Самиздат: [Регистрация] [Найти] [Рейтинги] [Обсуждения] [Новинки] [Обзоры] [Помощь|Техвопросы]
Ссылки:
Школа кожевенного мастерства: сумки, ремни своими руками
Оценка: 7.14*17  Ваша оценка:
  • Аннотация:
    Рассказ, который я писал два года по чайной ложке в месяц. Не знаю, что я хотел сказать этим рассказом - не спрашивайте, он писался чисто на ощущении, что так надо. Сейчас, чтобы размяться перед началом работы над седьмой книгой Ника, решил добить рассказ.

  Старик
  
   Дрянь день. С самого утра у деда Никифора было неспокойно на душе. Как он чувствовал всеми костями, всем нутром наступающее изменение погоды, так и сегодня подобное чувство поселилось внутри.
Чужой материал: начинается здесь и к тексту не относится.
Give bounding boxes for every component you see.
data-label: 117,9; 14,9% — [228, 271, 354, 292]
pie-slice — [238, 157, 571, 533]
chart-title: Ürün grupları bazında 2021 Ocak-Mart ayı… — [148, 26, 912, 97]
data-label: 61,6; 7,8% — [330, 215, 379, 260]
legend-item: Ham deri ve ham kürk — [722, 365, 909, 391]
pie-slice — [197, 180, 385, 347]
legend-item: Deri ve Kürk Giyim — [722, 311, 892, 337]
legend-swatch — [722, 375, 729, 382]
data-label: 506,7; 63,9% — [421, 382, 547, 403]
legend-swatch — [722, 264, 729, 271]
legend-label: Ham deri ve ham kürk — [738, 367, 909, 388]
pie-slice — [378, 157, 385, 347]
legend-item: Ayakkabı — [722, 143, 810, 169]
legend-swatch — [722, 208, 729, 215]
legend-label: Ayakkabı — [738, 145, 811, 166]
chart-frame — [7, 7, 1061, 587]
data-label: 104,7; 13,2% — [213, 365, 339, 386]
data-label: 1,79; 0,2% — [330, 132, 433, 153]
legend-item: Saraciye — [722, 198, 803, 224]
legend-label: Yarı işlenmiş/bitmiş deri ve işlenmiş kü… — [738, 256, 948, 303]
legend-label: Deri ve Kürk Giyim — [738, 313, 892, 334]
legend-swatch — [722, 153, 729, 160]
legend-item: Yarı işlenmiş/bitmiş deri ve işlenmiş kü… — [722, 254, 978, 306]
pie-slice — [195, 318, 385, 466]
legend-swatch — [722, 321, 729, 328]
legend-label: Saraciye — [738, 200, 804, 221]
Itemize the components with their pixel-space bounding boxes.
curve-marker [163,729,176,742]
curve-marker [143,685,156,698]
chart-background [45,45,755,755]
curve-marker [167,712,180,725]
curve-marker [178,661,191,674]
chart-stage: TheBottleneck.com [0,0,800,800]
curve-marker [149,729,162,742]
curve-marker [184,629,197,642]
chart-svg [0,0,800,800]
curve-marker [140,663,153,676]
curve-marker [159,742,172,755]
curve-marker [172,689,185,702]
Ожидание беды. В груди неприятно тянуло, пальцы подрагивали, дыхание останавливалось, будто организм прислушивался к природе, пытаясь определить угрозу. Дед внимательно смотрел на небо, наблюдал за дворовой птицей, кошками, собакой Циркой, но ничего беды не предвещало. Все также носились по двору куры, Мриска спокойно умывалась, сидя на верхней ступеньке лестницы, ведущей на чердак. Цирка выкусывал блох из хвоста и ухом не вел. Но было, было что-то такое в воздухе...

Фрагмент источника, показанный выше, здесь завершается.